Automatic Image Captioning Using Convolutional Neural Network and Long Short-Term Memory Techniques

K Dhamayandhi; T Jayamalar; N. Krishnaveni; Lavanya C

doi:10.34293/sijash.v13iS2-i4-Jan.10607

K Dhamayandhi Department of Information Technology, Avinashilingam Institute for Home Science and Higher Education for Women, Coimbatore, Tamil Nadu, India
T Jayamalar Department of Information Technology, Avinashilingam Institute for Home Science and Higher Education for Women, Coimbatore, Tamil Nadu, India
N. Krishnaveni Department of Information Technology, Avinashilingam Institute for Home Science and Higher Education for Women, Coimbatore, Tamil Nadu, India
Lavanya C Department of Information Technology, Avinashilingam Institute for Home Science and Higher Education for Women, Coimbatore, Tamil Nadu, India

DOI: https://doi.org/10.34293/sijash.v13iS2-i4-Jan.10607

Keywords: Image Captioning, Convolutional Neural Network (CNN), Long Short-Term Memory Network (LSTM), Computer Vision, Bleu Score

Abstract

Image captioning is the task of automatically generating natural language descriptions based on image content, with applications in social media, e-commerce, and content creation.

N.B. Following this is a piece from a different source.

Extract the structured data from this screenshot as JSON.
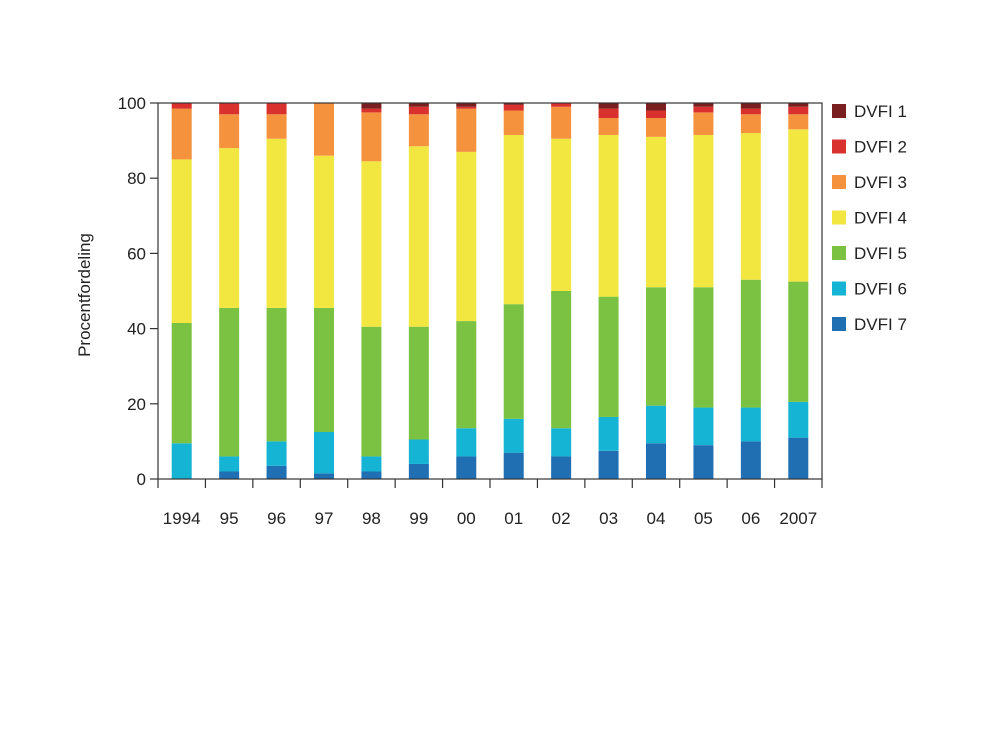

Classic approaches would involve reinforcement learning and multimodal transformers, but they demand large datasets and huge computational resources and are not suited to handle complex scenes. To satisfy these challenges, this work adopts a hybrid approach that employs the task of CNNs for visual feature extraction and uses LSTMs for sequential caption generation. More in detail, rich image features were extracted using a pre-trained Inception V3 model, while an LSTM was adopted for synthesizing image captions. Image caption generation was realized based on both greedy and beam search strategies. Finally, BLEU scores and visualizations demonstrate the successful blend of computer vision and NLP capabilities to ensure the accuracy and coherence of image captions.